Barca and United at Wembley: Following the Footsteps of Giants

by Neil O'Hara

Going into tonight’s Champions League Final, UEFA’s showpiece event, there is a feeling of destiny to the occasion for both clubs involved. This is, after all, the ground where both Manchester United and Barcelona sealed their first ever European Cup wins, some 24 years apart from one another, so naturally the occasion will feel very special for all involved. Both clubs are now seeking to win their fourth European Cup.

Whoever wins will follow Milan, Real Madrid and Liverpool into the history books by winning the trophy twice in the same city. There are a number of striking similarities to the circumstances which surrounded those nights in 1968 and 1992 respectively. Both clubs will have legitimate cause to feel like this is their year. The current squads of both teams have already assured themselves of their own chapter in the club’s history books, but Wembley holds a special place in their history, and a win on Saturday would add a unique symmetry to the story.

For Barcelona, this was the site of the greatest triumph of Johann Cruyff’s much lauded “Dream Team” which included Spanish players such as current coach Josep “Pep” Guardiola, Andoni Zubizarreta and Jose Mari Bakero; as well as the glamorous foreign players Hristo Stoichkov, Michael Laudrup and Ronald Koeman. They defeated Sampdoria by a single Koeman goal in 1992 to seal the clubs first European Cup. This team famously won four La Liga titles in that period time, a feat that the current team can match if they claim top honours next season. The debate as to which team is better, between the current group and the Dream Team, have been heating up in the past couple of years with the success of Barcelona’s current side. Opinions are divided, but a victory on Saturday would see Guardiola’s team win its second European Cup in three years and the club’s third in six.

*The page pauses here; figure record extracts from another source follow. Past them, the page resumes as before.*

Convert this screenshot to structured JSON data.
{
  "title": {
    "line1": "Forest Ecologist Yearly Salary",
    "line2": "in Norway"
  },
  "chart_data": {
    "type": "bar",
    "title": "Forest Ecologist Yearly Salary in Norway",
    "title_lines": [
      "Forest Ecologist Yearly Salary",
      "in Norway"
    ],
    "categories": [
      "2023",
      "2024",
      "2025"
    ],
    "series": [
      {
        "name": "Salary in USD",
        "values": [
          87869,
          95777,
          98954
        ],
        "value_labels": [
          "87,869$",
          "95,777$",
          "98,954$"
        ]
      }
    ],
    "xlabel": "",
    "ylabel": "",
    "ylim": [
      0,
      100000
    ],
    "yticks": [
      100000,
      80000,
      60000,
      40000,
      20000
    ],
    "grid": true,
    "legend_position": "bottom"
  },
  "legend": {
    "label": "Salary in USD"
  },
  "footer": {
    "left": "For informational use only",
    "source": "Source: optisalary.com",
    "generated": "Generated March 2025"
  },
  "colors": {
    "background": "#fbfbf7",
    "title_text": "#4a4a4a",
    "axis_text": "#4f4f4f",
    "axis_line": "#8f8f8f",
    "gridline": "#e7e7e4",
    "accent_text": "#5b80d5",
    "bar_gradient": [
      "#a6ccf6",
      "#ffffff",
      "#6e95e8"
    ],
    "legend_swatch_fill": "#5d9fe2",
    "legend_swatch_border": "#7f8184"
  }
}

For United, Wembley was where the famous “Busby Babes” team won the club’s first European Cup against Benfica in 1968. Led by the legendary Sir Matt Busby ten years on from the infamous Munich Air Disaster, United finally achieved the level of success they had been touted to achieve prior to that awful night in February 1958. It was a momentous achievement and the end of a long quest for a lot of their players. This was a team that boasted such talents as Sir Bobby Charlton, George Best, Nobby Stiles and Brian Kidd (not forgetting, of course, Denis Law who, whilst an integral part of the United set up in that era, was injured for the final). To say they are big footsteps to follow is an understatement.

The similarities surrounding the build up are striking too. Barca were strong favourites in 1992, just like they will be on Saturday night. They were, as they are now, seen as a great team that play beautiful football. Similarly, in 1968, Manchester United went into the final as underdogs against a Benfica team, who like Lionel Messi now, had the era’s most feared player in Eusebio. One wonders will Sir Alex Ferguson adopt the same approach to Lionel Messi, that Busby did with Eusebio when he assigned Nobby Stiles with the task of man marking him. Even the managers have striking similarities to their counterparts of 92 and 68. Guardiola, like Cruyff, a great and successful player in his day, and an astute manager with a philosophy of football that he strongly believes in (born of course from Cruyff’s philosophy). And Ferguson, like Busby, is a working class Scotsman, with a strong work ethic that he projects onto his team, who puts faith in youth, and is very much the psychologist of the game.

In 68, Manchester was dominant, City winning the league and United winning the European Cup. Now United own the league and City the FA Cup. One thing the teams of 68 and 92 had that won’t burden the current sides is the pressure to bring home the clubs elusive first European Cup. For Barca’s Dream Team, they also reached two finals in three years, though one thinks they will be keen to avoid repeating history too much, as they were destroyed 4-0 by A.C Milan in the 1994 final.

Of course, when the whistle blows tonight to start the match, none of these historical comparisons or senses of destiny will matter, it’s purely about which side is the better team on the night. Whatever the outcome in tonight’s showpiece, one thing is for certain, a new generation of Wembley legends will emerge in one of the club;s history books. And whoever is victorious will certainly be following in the footsteps of giants.